HOUSTON — In the first eight games of NL-rules interleague play, Rays pitchers didn't have a hit to show for the months of prep they put in. Then in the last game — from the least likely of candidates and in the most unlikely of situations — they got two.
RHP Jeff Niemann, who lasted only three innings in the followup to Monday's impressive return from the DL, ended their 19 at-bat 0-fer with a second-inning single.
Not to say it was much of a surprise, but Niemann was 0-for-12 with nine strikeouts in his big-league career and admitted that he'd been DH'ed for since his sophomore year in high school.
"It's unfortunate that's the only positive I can take out of today," he said. "Physically I felt fine, it was just a lack of execution."
With the Rays out of position players in the ninth and trying to extend what was then a one-run lead, Wade Davis got the rare chance to pinch-hit. Manager Joe Maddon picked Davis over the four remaining players (starters Jeremy Hellickson, David Price and James Shields, plus reliever Andy Sonnanstine, who would be needed for extra innings) because he had had three at-bats Saturday and had the most time until his next start.
Davis delivered — the first pinch-hit by a pitcher in four tries over 14 seasons — with a single to right. Making it more impressive, as well as adventurous and eventually worrisome: he advanced to second on a wild pitch and third on a single. Davis then broke fearlessly for home, getting called out after sliding into and knocking over C Carlos Corporan. "It's not something you're looking for," Maddon said.
It was the first time two Rays pitchers got a hit in a game and the second time two Rays got their first big-league hit in a game. Elijah Dukes and Akinori Iwamura did it April 2, 2007, at the Yankees.
SUT'S VIEW: Rick Sutcliffe knows plenty about pitching after spending 18 years in the majors (winning the 1984 NL Cy Young Award), several seasons as a minor-league coach and the past 15 years as a broadcaster.
And Sutcliffe, who will work tonight's game for ESPN, is impressed with what he has seen from rookie Hellickson.

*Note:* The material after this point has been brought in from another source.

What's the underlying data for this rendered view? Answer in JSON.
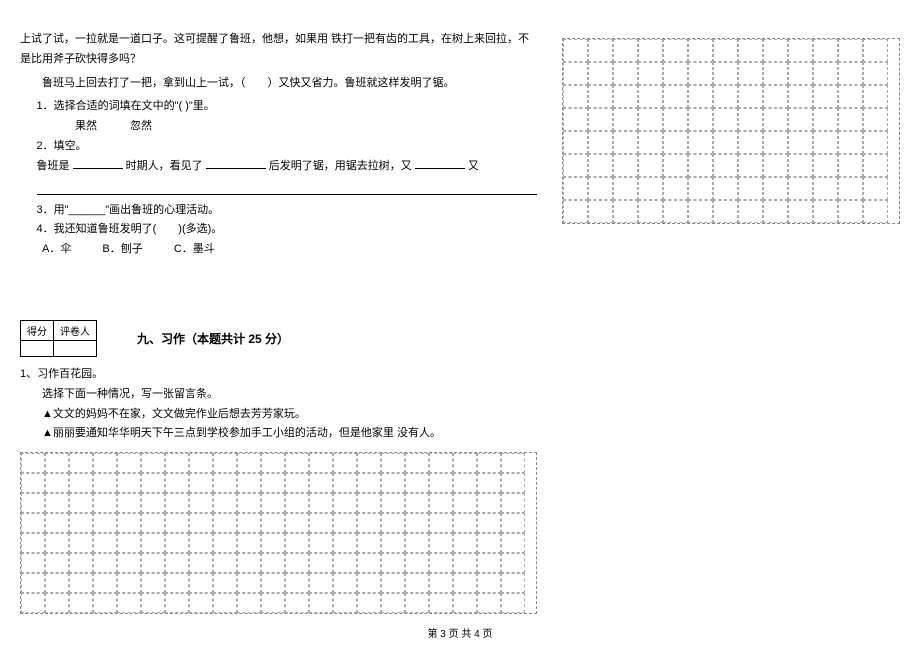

"I see the same thing when I see him that I saw from Greg Maddux in the late 1980s and Mike Mussina in the early 1990s," Sutcliffe said. "I don't know how to explain what it is, but in tough situations he has better location and hits better spots. And he gets outs."

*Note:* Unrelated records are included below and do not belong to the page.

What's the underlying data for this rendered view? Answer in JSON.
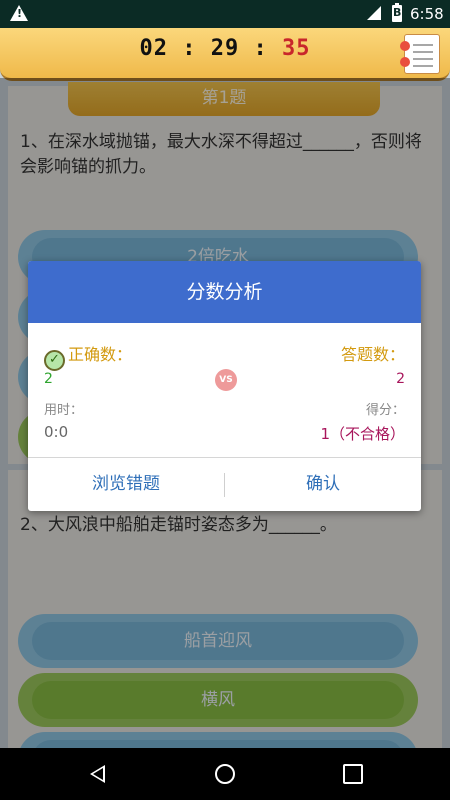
{
  "status_bar": {
    "time": "6:58",
    "battery_label": "B"
  },
  "timer": {
    "hm": "02 : 29 : ",
    "seconds": "35"
  },
  "question1": {
    "header": "第1题",
    "text": "1、在深水域抛锚，最大水深不得超过______，否则将会影响锚的抓力。",
    "options": [
      "2倍吃水"
    ]
  },
  "question2": {
    "text": "2、大风浪中船舶走锚时姿态多为______。",
    "options": [
      "船首迎风",
      "横风"
    ]
  },
  "dialog": {
    "title": "分数分析",
    "correct_label": "正确数：",
    "answered_label": "答题数：",
    "correct_value": "2",
    "answered_value": "2",
    "vs_label": "VS",
    "time_label": "用时：",
    "time_value": "0:0",
    "score_label": "得分：",
    "score_value": "1（不合格）",
    "review_button": "浏览错题",
    "confirm_button": "确认"
  },
  "colors": {
    "dialog_header": "#3e6ccd",
    "correct": "#2fa52f",
    "answered": "#a8155b",
    "button_text": "#2f6fb8",
    "label_gold": "#d39a10"
  }
}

After a 7-3 start, Hellickson, 24, has lost his past three games, the combination of a lack of run support and costly mistakes.
SPEED ZONE: Reds LHP Aroldis Chapman brings more heat than anyone in recorded baseball history, clocked at 105 mph in September in San Diego then at 106 mph on the Great American Ballpark board April 18.
Several Rays saw Chapman when he was in Triple A last year and hit former C Dioner Navarro in the backside with a 103 mph pitch.
OF Matt Joyce homered off Chapman but said it was a relatively pedestrian fastball. "I turned around 95, and then he pumped it up. Next at-bat I faced him, I saw 99 right here (at his head). I don't know if he did it on purpose, but 99 at your dome, that's not a good feeling. That's scary," Joyce said.
"It's coming in hot, that's for sure. I haven't seen 105. I've never seen 105. I don't know if I really want to see it when I'm hitting."
MISCELLANY: With four hits, Johnny Damon moved to within three of Ted Williams' 2,654 and 71st place on the alltime list. … 3B Evan Longoria had his seventh multi-homer game, first since Aug. 4, 2009. It was the first multi-homer game for a Ray this season. … CF B.J. Upton homered in three consecutive games for the second time, also April 18-19-20 last season. … The win was their major league-leading 26th on the road.